Il y aura pourtant le Hollandais, riche et las de son errance. Figure d'une mercantilisation de la société sans bornes ni hiérarchie de valeurs, les bagages trahissent le personnage : dans ses caisses s'entassent en se mélangent billets de banques et précieux crucifix en or. Il y aura aussi la masse laborieuse, dépenaillée et abrutie, à la botte de Daland, sorte de capitaine d'industrie qui exploite sans scrupule les hommes et la terre dans le commerce de l'or noir. Les hommes pas vraiment marins en fait, et les femmes qui ne sont plus fileuses mais, pour l'occasion, ménagères appliquées et impuissantes à nettoyer les tâches indélébiles occasionnées par ce sale commerce. Et plus elle frottent, plus elles souillent. Absurde consentement et perpétuel recommencement.
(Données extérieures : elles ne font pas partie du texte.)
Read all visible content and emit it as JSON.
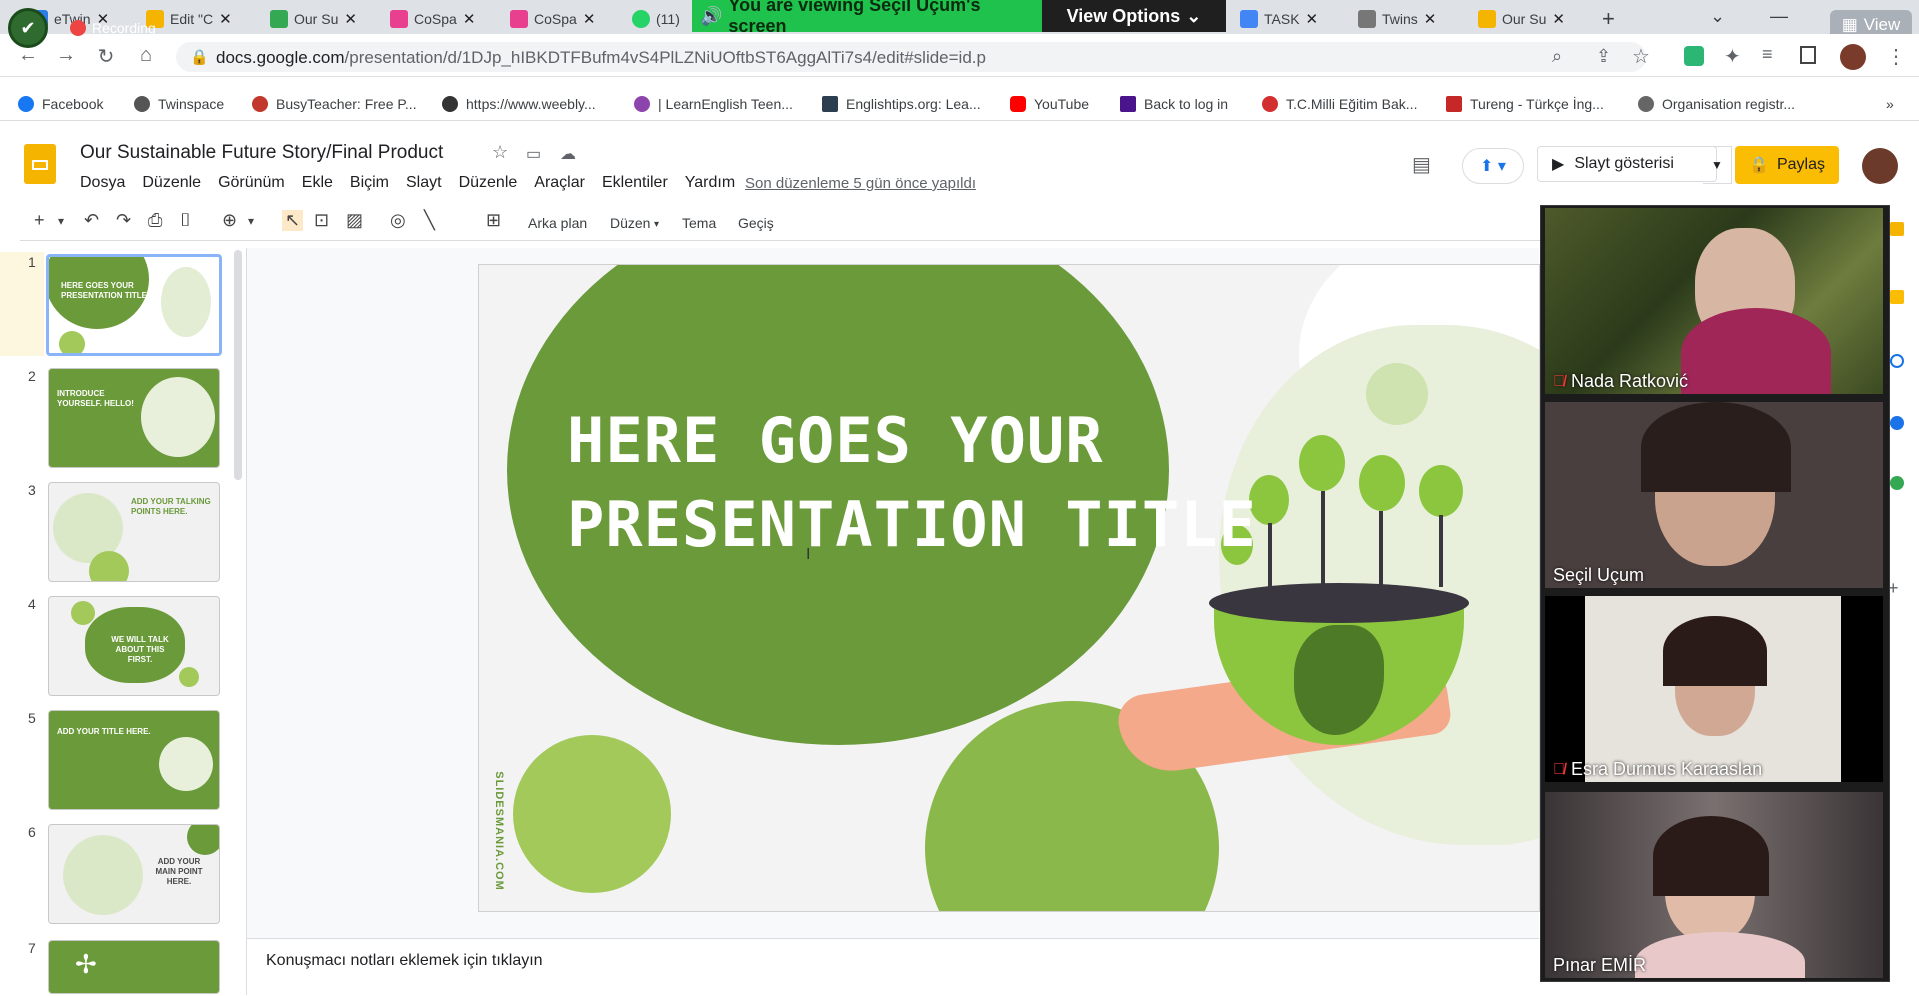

Il y aura enfin Senta, vendue au Hollandais par son père, Daland, pleine d'un amour exalté mais - attention, franche réécriture du livret avec dégâts collatéraux - trop de ce monde, trop entachée elle aussi par cette société pour sauver le Hollandais de la malédiction de sa perpétuelle dérive. Naufrage final et général de la société toute entière. Seuls s'en sortiront Erik, le fiancé éconduit, utopiste réfractaire au système, et l'insubmersible Daland sans foi ni loi. Le Hollandais n'est pas sauvé, et il faut croire que nous non plus.
© Annemie Augustijns
On l'a compris, la dramaturge Bettina Auer et la metteuse en scène Tatjana Gürbaca présentent là une sévère métaphore de l'homme moderne et de la société marchande contemporaine. Là où Wagner voyait poindre une synthèse du Juif Errant et d'Ulysse, apparaissent alors aussi en filigrane Midas et Sisyphe. L'idée n'est pas nouvelle, on pense notamment à la mise en scène de Jan Philipp Gloger en 2012 pour le festival de Bayreuth, mais ici le point de vue est différent et résolument pessimiste. Sur le plateau d'une grande sobriété, un jeu de miroir entre la scène et son plafond vidéo rythme à point nommé les étapes du drame en soulignant intelligemment l'idée de la confrontation de l'homo economicus à lui-même. C'est extrêmement fouillé et minutieux, ça fourmille de détails et de symboles enchevêtrés, au risque d'ailleurs de perdre le spectateur dans les méandres de cette réflexion. Mais là où la bât blesse, c'est qu'à tordre ainsi le bras au livret, on crée quelques problèmes de cohérence dramatique.
© Annemie Augustijns
Ainsi Senta n'est plus l'ange salvateur, son amour semble ici un peu niais et prend même un tour trivial qui fait rire les spectateurs. La soprano lettonne Lienne Kinča, outre des moyens vocaux insuffisants pour ce rôle, est donc bien en peine de faire quelque chose de ce personnage considérablement dénaturé et finalement faiblement incarné. Sa Ballade du deuxième acte, moment de pure incantation habitée, tombe à plat et son duo avec le Hollandais prend des allures assez béates alors qu'on attend une révélation extatique. Du Hollandais justement, interprété par l'écossais Iain Paterson, on entend la lassitude de l'homme mais pas la noirceur dérangeante. Sa voix a une stature certaine mais est très encombrée de nasalités. Les prestations solistes les plus réussies sont en fait celles de Dmitry Ulyanov en Daland et Ladislav Elgr en Erik, tous les deux très à l'aise dans la vocalité de leur rôle où l'on entend encore poindre un romantisme quasi italianisant. Ulyanov qui compose un Daland patelin à souhait et Elgr qui donne une très belle et touchante substance au personnage d'Erik. L'autre rôle absolument central dans cette œuvre est celui du chœur ; en l'occurrence celui de l'Opéra des Flandres se montre excellent, avec à la fois une formidable engagement scénique, une pâte sonore de première classe, et une endurance à toute épreuve sur le troisième acte, harassant.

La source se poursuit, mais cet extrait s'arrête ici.